The ‘Me’ Approach to Eliminate Violence Against Women

Gender-based violence towards women and girls continues to be one of the most pervasive human rights violations in the world. Millions of women and girls are trafficked in modern-day slavery. Up to 70 percent of women in some countries face physical and/or sexual violence in their lifetime. One in three girls in developing countries are victims of child marriages. Some 140 million girls and women have suffered female genital mutilation*.

The Major Contributors and Impacts

Violence towards women and girls is fuelled by unfavorable social norms, narrow traditional narratives, gender inequality, gender-based discrimination, and stereotypical and/or harmful portrayals of gendered roles. It is one of the least prosecuted crimes. It disrupts the health, safety, productivity and overall well-being of women and girls on a long-term basis– impeding the realization of their rights and contribution to society at large. It also adversely affects communities, nations and societies endangering public well-being, peace and security, health and safety, education and law enforcement. 
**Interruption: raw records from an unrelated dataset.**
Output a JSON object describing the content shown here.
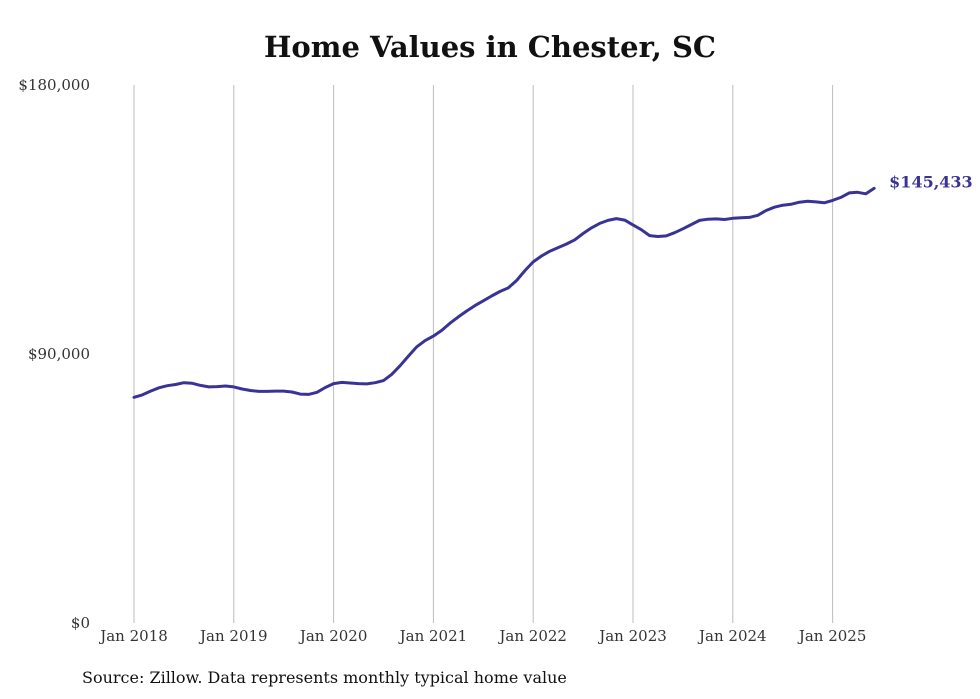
{
  "chart_data": {
    "type": "line",
    "title": "Home Values in Chester, SC",
    "xlabel": "",
    "ylabel": "",
    "ylim": [
      0,
      180000
    ],
    "y_ticks": [
      0,
      90000,
      180000
    ],
    "y_tick_labels": [
      "$0",
      "$90,000",
      "$180,000"
    ],
    "x_ticks": [
      "2018-01",
      "2019-01",
      "2020-01",
      "2021-01",
      "2022-01",
      "2023-01",
      "2024-01",
      "2025-01"
    ],
    "x_tick_labels": [
      "Jan 2018",
      "Jan 2019",
      "Jan 2020",
      "Jan 2021",
      "Jan 2022",
      "Jan 2023",
      "Jan 2024",
      "Jan 2025"
    ],
    "grid": "vertical",
    "color": "#3a3397",
    "end_label": "$145,433",
    "x": [
      "2018-01",
      "2018-02",
      "2018-03",
      "2018-04",
      "2018-05",
      "2018-06",
      "2018-07",
      "2018-08",
      "2018-09",
      "2018-10",
      "2018-11",
      "2018-12",
      "2019-01",
      "2019-02",
      "2019-03",
      "2019-04",
      "2019-05",
      "2019-06",
      "2019-07",
      "2019-08",
      "2019-09",
      "2019-10",
      "2019-11",
      "2019-12",
      "2020-01",
      "2020-02",
      "2020-03",
      "2020-04",
      "2020-05",
      "2020-06",
      "2020-07",
      "2020-08",
      "2020-09",
      "2020-10",
      "2020-11",
      "2020-12",
      "2021-01",
      "2021-02",
      "2021-03",
      "2021-04",
      "2021-05",
      "2021-06",
      "2021-07",
      "2021-08",
      "2021-09",
      "2021-10",
      "2021-11",
      "2021-12",
      "2022-01",
      "2022-02",
      "2022-03",
      "2022-04",
      "2022-05",
      "2022-06",
      "2022-07",
      "2022-08",
      "2022-09",
      "2022-10",
      "2022-11",
      "2022-12",
      "2023-01",
      "2023-02",
      "2023-03",
      "2023-04",
      "2023-05",
      "2023-06",
      "2023-07",
      "2023-08",
      "2023-09",
      "2023-10",
      "2023-11",
      "2023-12",
      "2024-01",
      "2024-02",
      "2024-03",
      "2024-04",
      "2024-05",
      "2024-06",
      "2024-07",
      "2024-08",
      "2024-09",
      "2024-10",
      "2024-11",
      "2024-12",
      "2025-01",
      "2025-02",
      "2025-03",
      "2025-04",
      "2025-05",
      "2025-06"
    ],
    "values": [
      75500,
      76300,
      77600,
      78700,
      79400,
      79800,
      80400,
      80200,
      79500,
      79000,
      79100,
      79300,
      79000,
      78300,
      77800,
      77500,
      77500,
      77600,
      77600,
      77300,
      76600,
      76500,
      77200,
      78800,
      80100,
      80500,
      80300,
      80100,
      80000,
      80400,
      81100,
      83200,
      86100,
      89300,
      92400,
      94500,
      96000,
      97900,
      100300,
      102400,
      104400,
      106200,
      107800,
      109400,
      110900,
      112100,
      114600,
      117900,
      120800,
      122800,
      124400,
      125600,
      126800,
      128200,
      130300,
      132200,
      133700,
      134700,
      135300,
      134800,
      133200,
      131600,
      129600,
      129300,
      129500,
      130600,
      131900,
      133300,
      134700,
      135100,
      135200,
      135000,
      135400,
      135600,
      135700,
      136400,
      138000,
      139100,
      139800,
      140100,
      140800,
      141100,
      140900,
      140600,
      141400,
      142400,
      143900,
      144100,
      143600,
      145433
    ]
  },
  "source_note": "Source: Zillow. Data represents monthly typical home value"
}
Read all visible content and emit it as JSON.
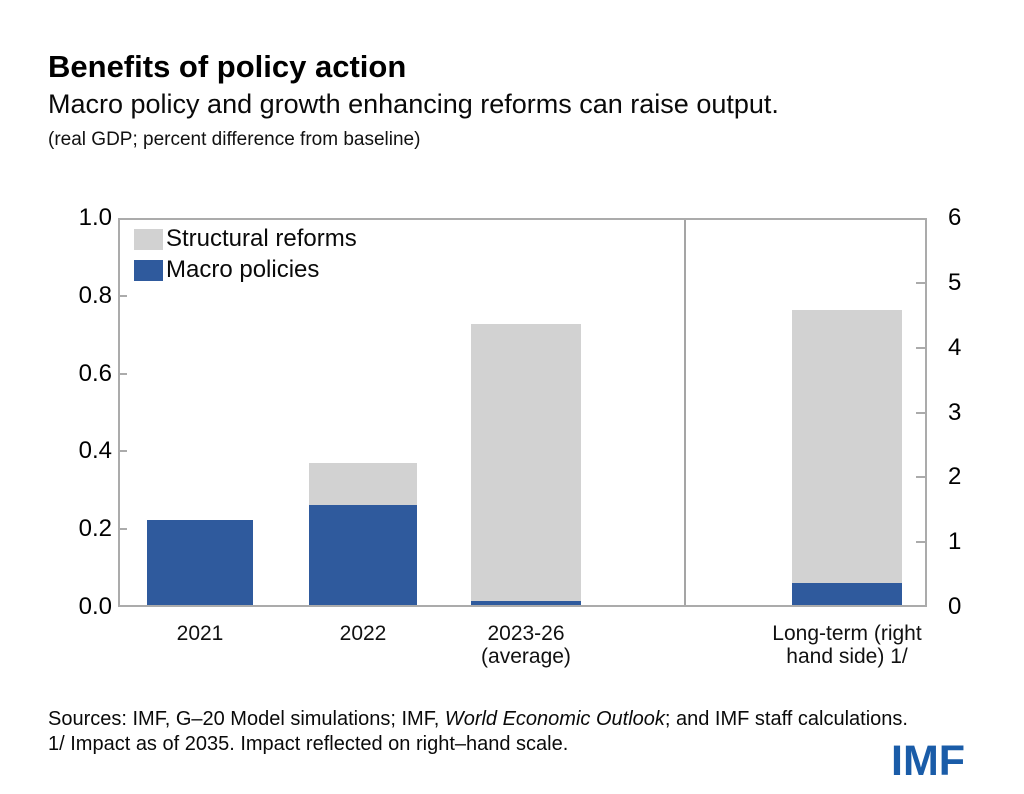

Women and children affected by violence can suffer lifetime effects and pass on the repercussions from generation to generation. Children who have been subjected to violence are more likely to become victims or abusers themselves, according to studies.

Prevention and Response

Women and children have the right to live in a society free of violence, where their human rights are protected.  There are laws prohibiting violence against women in 160 nations now. However, enforcement is inadequate. To effectively respond to this violence, communities and societies must collaborate. community mobilization to prevent violence against women and girls is very important. As citizens, we all should work together on the ground to root out gender-based violence. Individual and collective efforts can make a huge difference in the following ways:

  • The best approach to eliminate it is to prevent it from happening in the first place by addressing the root causes of gender inequality and discrimination- “gender gap” .
  • Encourage educating and empowering the girl child and women to make them self-confident, stronger and economically independent.
  • Spread awareness to drive away practices that reinforce violence against women and girls through social media.
  • Through institutional and legislative reform, education, awareness-raising, and full participation of men and boys, we must establish a culture of equality between men and women.
  • Develop a holistic framework to prevent violence against women and girls; including by working systematically and consistently with male leaders and men and boys at all levels and by further strengthening women’s economic and political participation.
  • The primary perpetrators of gender-based violence are men. Hence, young boys should be taught how to respect and support women at a young age. They should be taught gender equality.
  • Clear guidelines and safety matrix should be easily accessible for a victim to report and seek legal and health care services, including counseling. 
  • Support survivors by helping them with employment or a means of livelihood.
  • School administrators and teachers play a pivotal role in the prevention of gender-based violence too. School-based prevention modules or programmes which engage male and female students, teachers, parents and the wider community to teach younger generations about gender equality and respectful relationships should be mandatorily introduced. 

It’s Possible

Gender-based violence can be stopped and prevented with the right interventions at the right time. We can make a systematic change by being aware and using available safety tools and matrix provided by our family and civic society. A systematic education to be able to identify abusive behaviour and victims to take actionable measures should be advocated. It is critical that we collectively invest in these measures for a societal transformation to allow women and girls to live a safe and respectful life, without any bias.